Ross Levine, one of the study’s authors and a professor at the University of California at Berkeley, said people often think of entrepreneurs as someone who creates something novel, nonroutine, risky and cognitively challenging.
“We found that people who open such businesses tend to open incorporated businesses,” Levine said in a statement. “In contrast, when people open businesses that perform fairly routine activities, the founders tend to have less formal education and open unincorporated businesses.”
Differences between entrepreneurs and other small business owners
The study noted that an incorporated status provides entrepreneurs with some added legal protections, which often gives them a little more freedom to delve into larger and riskier investments compared to their unincorporated counterparts. The legal status distinction appears to reflect how many business owners already think of themselves.
“We found that over time incorporated business owners are more likely to describe themselves as ‘entrepreneurs’ than unincorporated business owners,” Levine said.
The investigation also uncovered several differences between incorporated entrepreneurs and unincorporated business owners. Namely, it was discovered that before starting their own company, incorporated entrepreneurs did the following:
- They exhibited greater self-esteem.
- They wanted to be more in charge of their own futures.
- They were usually involved in jobs that primarily rely on intellect.
- They were more likely than salaried workers to come from high-earning families with two well-educated parents.
In addition, before launching their own ventures, entrepreneurs scored high on learning aptitude tests and engaged in more illicit, risky activities, such as cutting classes, vandalism, shoplifting, gambling, alcohol and marijuana use, and even assault.
“It is a particular mixture of traits that seems to matter for both becoming an entrepreneur and succeeding as an entrepreneur,” Levine and co-author Yona Rubinstein said in the published study. “It is the high-ability person who tends to ‘break the rules’ as a youth who is especially likely to become a successful entrepreneur.”
On the other side of the equation, unincorporated business owners tend to have responsibilities that require more manual skills and were previously employed in similar work.

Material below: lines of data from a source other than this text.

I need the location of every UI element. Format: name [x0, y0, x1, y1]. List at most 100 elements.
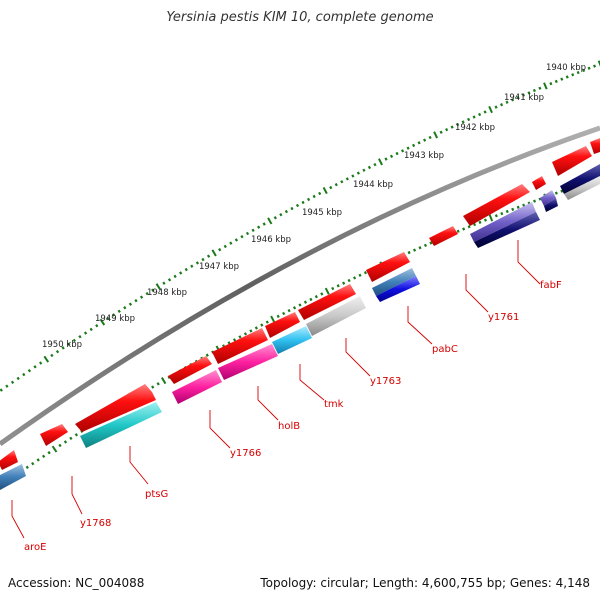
ruler-minor-tick: [156, 382, 160, 386]
map-title: Yersinia pestis KIM 10, complete genome: [166, 10, 434, 25]
outer-ruler: [0, 60, 600, 392]
ruler-minor-tick: [301, 200, 305, 205]
ruler-minor-tick: [527, 91, 531, 95]
ruler-minor-tick: [334, 182, 338, 187]
function-colored-genes: [0, 164, 600, 490]
kbp-label: 1950 kbp: [42, 340, 82, 350]
genome-backbone: [0, 125, 600, 447]
ruler-minor-tick: [234, 238, 239, 242]
ruler-minor-tick: [74, 433, 78, 437]
label-leader-line: [299, 364, 325, 401]
ruler-minor-tick: [16, 376, 20, 381]
kbp-label: 1946 kbp: [251, 235, 291, 245]
gene-arrow: [212, 328, 268, 364]
ruler-minor-tick: [145, 291, 149, 296]
ruler-minor-tick: [347, 278, 351, 283]
ruler-minor-tick: [456, 122, 460, 127]
ruler-minor-tick: [260, 323, 264, 327]
ruler-minor-tick: [439, 130, 443, 134]
gene-arrow: [298, 284, 356, 320]
ruler-major-tick: [378, 158, 383, 166]
ruler-minor-tick: [418, 246, 422, 250]
ruler-minor-tick: [50, 353, 54, 358]
gene-arrow: [532, 176, 546, 190]
ruler-minor-tick: [307, 197, 311, 202]
gene-block: [544, 198, 558, 212]
gene-arrow: [429, 226, 458, 246]
ruler-minor-tick: [401, 149, 405, 153]
kbp-label: 1943 kbp: [404, 151, 444, 161]
ruler-minor-tick: [22, 372, 26, 377]
gene-arrow: [590, 138, 600, 154]
ruler-minor-tick: [538, 86, 542, 90]
ruler-minor-tick: [461, 120, 465, 124]
accession-text: Accession: NC_004088: [8, 576, 145, 590]
ruler-minor-tick: [292, 306, 297, 310]
ruler-minor-tick: [522, 203, 526, 207]
ruler-minor-tick: [58, 443, 62, 448]
ruler-minor-tick: [223, 244, 227, 249]
ruler-minor-tick: [494, 105, 498, 109]
gene-block: [376, 276, 420, 302]
ruler-minor-tick: [417, 141, 421, 145]
ruler-minor-tick: [314, 295, 318, 299]
gene-arrow: [463, 184, 530, 226]
label-leader-line: [11, 500, 25, 539]
gene-label-y1761: y1761: [488, 312, 519, 323]
ruler-minor-tick: [472, 115, 476, 119]
ruler-minor-tick: [39, 361, 43, 365]
ruler-major-tick: [488, 105, 493, 114]
ruler-major-tick: [488, 214, 494, 222]
ruler-minor-tick: [342, 281, 346, 285]
ruler-minor-tick: [309, 297, 313, 302]
gene-arrow: [552, 146, 592, 176]
ruler-minor-tick: [279, 213, 283, 217]
gene-block: [560, 164, 600, 194]
ruler-minor-tick: [331, 286, 335, 291]
ruler-minor-tick: [494, 214, 498, 218]
gene-block: [540, 190, 556, 206]
ruler-minor-tick: [251, 228, 255, 233]
ruler-minor-tick: [450, 125, 454, 129]
ruler-minor-tick: [358, 273, 362, 277]
ruler-minor-tick: [262, 222, 266, 226]
ruler-minor-tick: [111, 313, 116, 317]
gene-labels: fabF y1761 pabC y1763 tmk holB y1766 ptsG y1768 a…: [11, 240, 562, 553]
ruler-minor-tick: [284, 209, 288, 214]
ruler-minor-tick: [406, 146, 410, 150]
ruler-minor-tick: [571, 73, 575, 77]
ruler-minor-tick: [456, 229, 460, 233]
gene-label-holb: holB: [278, 421, 300, 432]
ruler-minor-tick: [510, 98, 515, 102]
ruler-minor-tick: [345, 177, 349, 181]
kbp-labels: 1940 kbp 1941 kbp 1942 kbp 1943 kbp 1944 kbp…: [42, 63, 586, 350]
gene-block: [172, 370, 222, 404]
ruler-minor-tick: [205, 353, 209, 357]
kbp-label: 1949 kbp: [95, 314, 135, 324]
kbp-label: 1944 kbp: [353, 180, 393, 190]
ruler-minor-tick: [179, 271, 183, 275]
ruler-minor-tick: [201, 257, 205, 262]
gene-block: [474, 212, 540, 248]
ruler-minor-tick: [462, 227, 466, 231]
gene-arrow: [265, 312, 300, 338]
ruler-minor-tick: [303, 300, 308, 304]
ruler-minor-tick: [83, 331, 88, 335]
gene-block: [564, 176, 600, 200]
ruler-minor-tick: [184, 267, 188, 272]
ruler-minor-tick: [238, 335, 242, 339]
ruler-minor-tick: [549, 82, 553, 86]
ruler-minor-tick: [336, 284, 340, 288]
ruler-minor-tick: [134, 298, 138, 303]
ruler-minor-tick: [329, 185, 333, 190]
ruler-minor-tick: [5, 384, 9, 388]
ruler-minor-tick: [257, 225, 261, 229]
ruler-minor-tick: [36, 458, 40, 462]
ruler-minor-tick: [500, 212, 504, 216]
ruler-minor-tick: [467, 117, 471, 122]
ruler-major-tick: [543, 82, 548, 90]
ruler-minor-tick: [312, 194, 316, 199]
ruler-minor-tick: [565, 75, 569, 79]
ruler-minor-tick: [273, 216, 277, 220]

In addition, the researchers found that incorporated entrepreneurs more often have many employees, while unincorporated business owners usually have few or no employees.
There is also a difference in financial earnings relative to each group of business owners. The study reported that incorporated business owners gained $6,600 in median annual earnings when they became entrepreneurs. Unincorporated business owners had median annual earnings increases of only $716. [Find out more about business owner salaries and paying yourself as an entrepreneur.]
Entrepreneurship typically attracts people who take greater risks in search of possibly greater rewards. Unincorporated business owners, on the other hand, often prefer more stable work and profits.
Define yourself to define your business
Calling yourself self-employed doesn’t adequately describe all business owners, and knowing what to call yourself as someone involved in business is more critical to success than many would believe. “Entrepreneur” and “small business owner” aren’t just different titles – they’re associated with different mindsets and behaviors, as well as different legal statuses. The traits you possess and the legal structure of your business will ultimately define you and your enterprise.
Isaiah Atkins contributed to the writing and reporting in this article.